Pénurie de gaz naturel possible en Allemagne d’ici cet hiver
Suite à un incident technique sur le Nord Stream 1, les livraisons de gaz russe en Allemagne ont chuté de 60% en quelques jours. Le gouvernement allemand craint un arrêt total des livraisons par la Russie d’ici la fin de l’année. Si cela se produit, l’Allemagne connaîtrait une pénurie gazière historique durant l’hiver. Les spécialistes estiment que cette pénurie pourrait débuter à partir de la mi-décembre, et durer plusieurs semaines. Le pays est dans cette situation à cause d’une dépendance encore trop importante aux volumes russe (35% de sa consommation intérieure).
Malgré l’aide possible de la France, le gouvernement allemand craint un rationnement des volumes, et un choix à faire entre la consommation des ménages et celle des entreprises. Dans ce type de cas, la réglementation européenne donne la priorité d’accès à l’énergie aux ménages. Cette situation mettrait ainsi en péril l’activité industrielle du pays, avec des fermetures possibles dans plusieurs régions.
Pour limiter les impacts trop importants sur l’économie, l’Allemagne et l’Autriche ont décidé de recourir à des centrales à charbon de réserves et désaffectées. Combiné avec une réduction de la consommation des ménages, cette mesure doit limiter dans le temps cette pénurie.
Révision annuelle des tarifs d’acheminement de l’électricité
La Commission de Régulation de l’Énergie (CRE) a revu, comme chaque année, les tarifs d’acheminement de l’électricité. A partir du 1er août 2022, le tarif d’utilisation du réseau de distribution d’électricité (TURPE – HTA-BT) augmente de 2,26%. Cette augmentation du tarif, qui rémunère en partie les activités d’Enedis, comprend l’inflation à venir au cours de l’année 2022, et début 2023. Par contre, le tarif d’utilisation du réseau de transport, rémunérant les activités de RTE, connaît une légère baisse de 0,1%. Cela est causé par une régulation des charges et des profits.
Cette hausse sera néanmoins indolore pour les particuliers et autres petits consommateurs professionnels d’énergie, car ils sont concernés par le bouclier tarifaire en vigueur. Pour rappel, ce bouclier consiste à maintenir la hausse des tarifs d’électricité à 4% pour l’année 2022.

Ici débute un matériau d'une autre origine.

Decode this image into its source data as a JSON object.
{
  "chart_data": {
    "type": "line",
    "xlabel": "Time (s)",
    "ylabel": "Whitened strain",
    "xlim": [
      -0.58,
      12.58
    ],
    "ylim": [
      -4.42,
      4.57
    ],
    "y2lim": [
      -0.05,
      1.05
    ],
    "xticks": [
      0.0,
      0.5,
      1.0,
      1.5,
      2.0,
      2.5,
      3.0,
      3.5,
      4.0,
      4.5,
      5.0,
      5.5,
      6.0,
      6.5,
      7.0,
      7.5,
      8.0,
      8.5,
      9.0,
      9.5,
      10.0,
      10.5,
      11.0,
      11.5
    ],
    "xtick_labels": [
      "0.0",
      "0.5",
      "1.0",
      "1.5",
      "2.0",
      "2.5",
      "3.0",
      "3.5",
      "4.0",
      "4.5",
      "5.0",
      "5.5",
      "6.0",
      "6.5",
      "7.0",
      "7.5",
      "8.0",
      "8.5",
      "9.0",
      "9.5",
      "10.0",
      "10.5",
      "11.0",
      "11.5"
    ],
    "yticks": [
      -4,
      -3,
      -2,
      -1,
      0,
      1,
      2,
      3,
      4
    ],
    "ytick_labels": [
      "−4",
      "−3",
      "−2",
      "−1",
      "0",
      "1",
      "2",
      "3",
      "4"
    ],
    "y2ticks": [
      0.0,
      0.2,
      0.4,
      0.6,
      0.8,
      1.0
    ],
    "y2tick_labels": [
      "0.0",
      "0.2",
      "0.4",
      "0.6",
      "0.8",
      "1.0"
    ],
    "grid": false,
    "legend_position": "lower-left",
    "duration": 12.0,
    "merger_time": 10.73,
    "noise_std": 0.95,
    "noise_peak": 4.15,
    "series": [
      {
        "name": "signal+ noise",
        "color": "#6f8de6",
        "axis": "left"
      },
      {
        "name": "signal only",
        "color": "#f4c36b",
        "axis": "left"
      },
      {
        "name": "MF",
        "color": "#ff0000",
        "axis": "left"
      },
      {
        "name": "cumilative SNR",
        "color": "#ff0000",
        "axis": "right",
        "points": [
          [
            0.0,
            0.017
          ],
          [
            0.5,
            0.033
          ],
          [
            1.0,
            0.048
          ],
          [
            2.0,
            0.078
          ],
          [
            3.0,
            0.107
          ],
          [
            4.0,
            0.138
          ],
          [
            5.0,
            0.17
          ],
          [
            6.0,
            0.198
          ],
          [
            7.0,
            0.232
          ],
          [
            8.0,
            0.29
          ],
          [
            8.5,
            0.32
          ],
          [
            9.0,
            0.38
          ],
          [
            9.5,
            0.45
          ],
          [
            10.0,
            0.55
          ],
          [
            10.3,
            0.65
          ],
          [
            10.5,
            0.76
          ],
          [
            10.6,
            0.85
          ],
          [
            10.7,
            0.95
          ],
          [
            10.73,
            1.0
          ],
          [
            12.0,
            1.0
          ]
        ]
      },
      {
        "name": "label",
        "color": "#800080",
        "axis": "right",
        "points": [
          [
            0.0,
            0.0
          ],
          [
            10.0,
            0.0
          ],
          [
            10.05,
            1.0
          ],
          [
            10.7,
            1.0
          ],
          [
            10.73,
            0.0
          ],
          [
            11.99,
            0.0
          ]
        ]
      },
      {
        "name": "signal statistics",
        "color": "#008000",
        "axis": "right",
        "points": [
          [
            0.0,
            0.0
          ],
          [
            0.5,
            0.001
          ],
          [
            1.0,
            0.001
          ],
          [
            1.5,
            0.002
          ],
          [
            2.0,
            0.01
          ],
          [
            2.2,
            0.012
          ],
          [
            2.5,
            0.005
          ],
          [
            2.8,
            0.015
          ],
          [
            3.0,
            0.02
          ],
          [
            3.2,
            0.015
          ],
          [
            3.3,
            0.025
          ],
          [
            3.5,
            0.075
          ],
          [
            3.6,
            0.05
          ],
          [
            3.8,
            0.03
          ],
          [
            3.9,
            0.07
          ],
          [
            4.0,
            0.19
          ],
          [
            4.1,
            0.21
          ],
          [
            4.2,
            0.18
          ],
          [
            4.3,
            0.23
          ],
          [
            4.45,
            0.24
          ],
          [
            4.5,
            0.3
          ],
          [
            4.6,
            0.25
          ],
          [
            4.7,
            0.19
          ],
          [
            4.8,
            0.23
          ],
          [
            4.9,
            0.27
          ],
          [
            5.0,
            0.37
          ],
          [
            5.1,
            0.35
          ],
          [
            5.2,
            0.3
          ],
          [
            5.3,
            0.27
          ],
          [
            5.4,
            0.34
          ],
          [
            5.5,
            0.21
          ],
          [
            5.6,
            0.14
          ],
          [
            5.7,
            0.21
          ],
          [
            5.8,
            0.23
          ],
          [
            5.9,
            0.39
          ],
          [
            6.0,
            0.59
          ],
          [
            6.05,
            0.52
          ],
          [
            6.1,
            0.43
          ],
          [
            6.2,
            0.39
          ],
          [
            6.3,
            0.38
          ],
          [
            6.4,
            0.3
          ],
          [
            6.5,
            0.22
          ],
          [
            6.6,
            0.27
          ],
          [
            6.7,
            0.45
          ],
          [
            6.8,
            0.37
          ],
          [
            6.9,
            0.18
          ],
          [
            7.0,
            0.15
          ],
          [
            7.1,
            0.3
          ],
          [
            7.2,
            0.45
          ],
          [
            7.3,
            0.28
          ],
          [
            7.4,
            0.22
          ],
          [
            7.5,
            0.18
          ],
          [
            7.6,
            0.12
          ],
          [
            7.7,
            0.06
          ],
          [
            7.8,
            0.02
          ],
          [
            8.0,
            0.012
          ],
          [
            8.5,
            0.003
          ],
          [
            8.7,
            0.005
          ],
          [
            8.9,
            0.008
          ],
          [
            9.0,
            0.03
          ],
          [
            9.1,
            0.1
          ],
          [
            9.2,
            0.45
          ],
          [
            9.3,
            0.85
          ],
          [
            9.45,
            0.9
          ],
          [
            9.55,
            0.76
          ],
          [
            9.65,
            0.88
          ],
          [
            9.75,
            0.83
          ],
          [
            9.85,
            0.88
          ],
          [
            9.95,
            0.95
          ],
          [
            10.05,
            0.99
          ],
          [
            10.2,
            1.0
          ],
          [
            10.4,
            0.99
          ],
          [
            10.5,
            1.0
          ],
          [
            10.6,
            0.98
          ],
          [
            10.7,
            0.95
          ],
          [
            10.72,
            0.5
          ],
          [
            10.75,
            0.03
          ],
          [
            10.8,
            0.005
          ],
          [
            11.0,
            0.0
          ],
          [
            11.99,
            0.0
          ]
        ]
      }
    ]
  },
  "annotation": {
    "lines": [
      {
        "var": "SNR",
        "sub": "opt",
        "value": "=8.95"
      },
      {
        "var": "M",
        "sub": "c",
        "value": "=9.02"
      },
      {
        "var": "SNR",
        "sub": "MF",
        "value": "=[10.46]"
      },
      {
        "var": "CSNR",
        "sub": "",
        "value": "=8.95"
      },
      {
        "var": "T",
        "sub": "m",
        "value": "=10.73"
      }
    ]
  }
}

Les énergies renouvelables poursuivent leur progression dans la consommation finale brute d’énergie en 2021
L’an dernier, les énergies renouvelables ont augmenté de 9,3% en valeur absolue, en grande partie grâce à l’éolien, les pompes à chaleur et les biocarburants. Malgré cette bonne nouvelle, la vitesse de développement des énergies renouvelables reste en deçà des objectifs fixés. En 2019, les ENR devaient déjà atteindre les 23% de la consommation finale brute d’énergie de la France. Ce retard illustre les difficultés du pays à mettre en œuvre les volontés politiques en matière d’énergies et de protection de l’environnement. Cela est d’autant plus vrai que la France doit atteindre 33% d’ENR dans sa consommation d’énergie finale d’ici 2030. Cette atteinte de l’objectif est essentielle pour respecter la loi énergie climat.

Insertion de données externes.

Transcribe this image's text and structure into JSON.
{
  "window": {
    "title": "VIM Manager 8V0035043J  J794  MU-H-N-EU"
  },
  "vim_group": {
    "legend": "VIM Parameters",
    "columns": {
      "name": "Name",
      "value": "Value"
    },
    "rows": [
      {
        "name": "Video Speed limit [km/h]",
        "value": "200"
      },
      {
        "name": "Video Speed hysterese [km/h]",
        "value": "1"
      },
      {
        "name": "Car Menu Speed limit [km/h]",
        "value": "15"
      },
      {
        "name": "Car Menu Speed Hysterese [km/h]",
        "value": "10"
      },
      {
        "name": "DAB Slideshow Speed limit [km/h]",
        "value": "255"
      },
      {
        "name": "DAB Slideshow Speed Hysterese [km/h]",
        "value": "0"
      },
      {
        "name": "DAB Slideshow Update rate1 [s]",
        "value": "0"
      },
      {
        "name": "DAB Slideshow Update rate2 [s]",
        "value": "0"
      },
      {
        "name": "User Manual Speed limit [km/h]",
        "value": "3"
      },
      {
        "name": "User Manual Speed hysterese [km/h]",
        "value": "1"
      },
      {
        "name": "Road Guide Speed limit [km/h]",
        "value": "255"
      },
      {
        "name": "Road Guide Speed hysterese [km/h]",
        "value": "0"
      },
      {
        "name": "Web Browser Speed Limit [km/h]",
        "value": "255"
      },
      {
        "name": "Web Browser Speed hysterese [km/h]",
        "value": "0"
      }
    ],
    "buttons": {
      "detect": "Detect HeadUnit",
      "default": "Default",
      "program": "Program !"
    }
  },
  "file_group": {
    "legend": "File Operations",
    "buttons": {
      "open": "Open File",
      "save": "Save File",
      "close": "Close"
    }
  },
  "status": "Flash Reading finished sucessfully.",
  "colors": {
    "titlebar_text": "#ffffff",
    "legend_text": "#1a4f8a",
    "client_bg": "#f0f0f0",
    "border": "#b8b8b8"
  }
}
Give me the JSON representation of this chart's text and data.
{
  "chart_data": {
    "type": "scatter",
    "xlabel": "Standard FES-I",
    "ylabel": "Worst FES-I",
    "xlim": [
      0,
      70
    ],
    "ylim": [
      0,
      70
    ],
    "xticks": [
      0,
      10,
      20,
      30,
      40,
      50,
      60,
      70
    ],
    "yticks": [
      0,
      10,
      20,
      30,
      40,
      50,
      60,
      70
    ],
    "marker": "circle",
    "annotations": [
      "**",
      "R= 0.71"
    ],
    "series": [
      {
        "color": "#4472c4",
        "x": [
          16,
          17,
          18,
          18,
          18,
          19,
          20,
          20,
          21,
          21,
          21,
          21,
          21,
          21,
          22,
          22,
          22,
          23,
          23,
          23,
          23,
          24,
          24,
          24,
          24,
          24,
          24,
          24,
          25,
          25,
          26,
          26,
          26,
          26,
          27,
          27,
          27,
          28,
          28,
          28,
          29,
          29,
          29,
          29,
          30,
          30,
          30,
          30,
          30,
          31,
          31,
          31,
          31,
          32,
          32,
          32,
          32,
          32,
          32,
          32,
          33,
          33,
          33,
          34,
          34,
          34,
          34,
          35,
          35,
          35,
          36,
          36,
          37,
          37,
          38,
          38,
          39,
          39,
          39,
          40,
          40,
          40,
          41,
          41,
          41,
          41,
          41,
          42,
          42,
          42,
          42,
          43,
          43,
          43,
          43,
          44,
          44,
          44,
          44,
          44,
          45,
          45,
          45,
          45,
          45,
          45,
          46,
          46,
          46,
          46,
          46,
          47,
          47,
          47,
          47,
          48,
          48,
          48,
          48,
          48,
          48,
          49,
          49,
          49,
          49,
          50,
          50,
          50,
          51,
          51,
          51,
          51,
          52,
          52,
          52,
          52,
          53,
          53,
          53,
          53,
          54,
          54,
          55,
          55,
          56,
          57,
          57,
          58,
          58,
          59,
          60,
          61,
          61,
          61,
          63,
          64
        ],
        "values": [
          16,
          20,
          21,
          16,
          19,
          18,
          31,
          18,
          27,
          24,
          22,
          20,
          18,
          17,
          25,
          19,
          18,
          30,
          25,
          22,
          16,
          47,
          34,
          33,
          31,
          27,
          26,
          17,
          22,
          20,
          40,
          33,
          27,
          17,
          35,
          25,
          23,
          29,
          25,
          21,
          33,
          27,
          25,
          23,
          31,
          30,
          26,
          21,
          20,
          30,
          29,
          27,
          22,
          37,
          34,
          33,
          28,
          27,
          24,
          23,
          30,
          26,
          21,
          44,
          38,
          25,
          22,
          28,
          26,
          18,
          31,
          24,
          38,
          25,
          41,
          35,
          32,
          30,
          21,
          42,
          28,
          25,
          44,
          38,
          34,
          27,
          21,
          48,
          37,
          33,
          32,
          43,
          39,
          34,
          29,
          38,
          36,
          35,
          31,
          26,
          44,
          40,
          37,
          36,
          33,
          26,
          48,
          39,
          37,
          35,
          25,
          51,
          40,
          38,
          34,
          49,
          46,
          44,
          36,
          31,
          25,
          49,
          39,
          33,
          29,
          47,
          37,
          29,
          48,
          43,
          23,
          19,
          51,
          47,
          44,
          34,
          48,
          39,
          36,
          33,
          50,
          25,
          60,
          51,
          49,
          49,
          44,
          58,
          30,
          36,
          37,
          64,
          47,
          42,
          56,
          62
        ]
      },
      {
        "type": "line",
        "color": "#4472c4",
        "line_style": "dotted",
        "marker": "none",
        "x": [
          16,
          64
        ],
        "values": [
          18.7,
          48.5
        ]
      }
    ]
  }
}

Dans le même temps, l’Espagne devient le pays le plus attractif au niveau mondial en termes de production d’hydrogène vert. De nombreux projets et investissements massifs voient actuellement le jour. Au total, en 2021, 20% des projets annoncés autour de l’hydrogène dans le monde ont été réalisés dans le pays. Cela place l’Espagne au deuxième rang des pays les plus dynamiques sur la question, derrière les Etats-Unis. Pour poursuivre cette dynamique et accélérer le développement de la filière, près de 8,9 milliards d’euros vont être investis d’ici 2030.
L’un des projets phares du pays est le développement d’un site de production nommé HyDeal España. D’ici 2030, ce site sera en mesure de produire 330 000 tonnes d’hydrogène, à partir de l’électricité verte, issue de 15 parcs solaires.
L’Europe et les Etats-Unis travaillent pour un plafonnement des prix du pétrole russe
Pour limiter la hausse à long terme des prix du pétrole russe, le gouvernement français et américain ont émis plusieurs propositions, en marge du G7 en Allemagne. La France souhaite la fixation d’un prix maximum, à l’encontre des pays producteurs, pour limiter l’inflation à moyen terme. Pour les Etats-unis, la proposition est de fixer un prix maximal pour les pays consommateurs.
Des discussions plus approfondies lors du G7 devraient aboutir à une action coordonnée d’envergure pour limiter les effets sur le pouvoir d’achat des pays occidentaux. En effet, sur les deux derniers mois, le prix du pétrole a connu une hausse de plus de 12,5%, pour atteindre 114$ le baril.
Quel est l’impact sur les prix de l’énergie ?
Le point sur le marché de l’électricité
Les prix de l’électricité connaissent une tendance diverse, entre une hausse importante sur le prix spot et court terme, et une tendance stable à moyen et long terme. Pour l’année de livraison 2023, le prix de l’électricité a augmenté de 19% en juin, pour atteindre les 365€/MWh, un record !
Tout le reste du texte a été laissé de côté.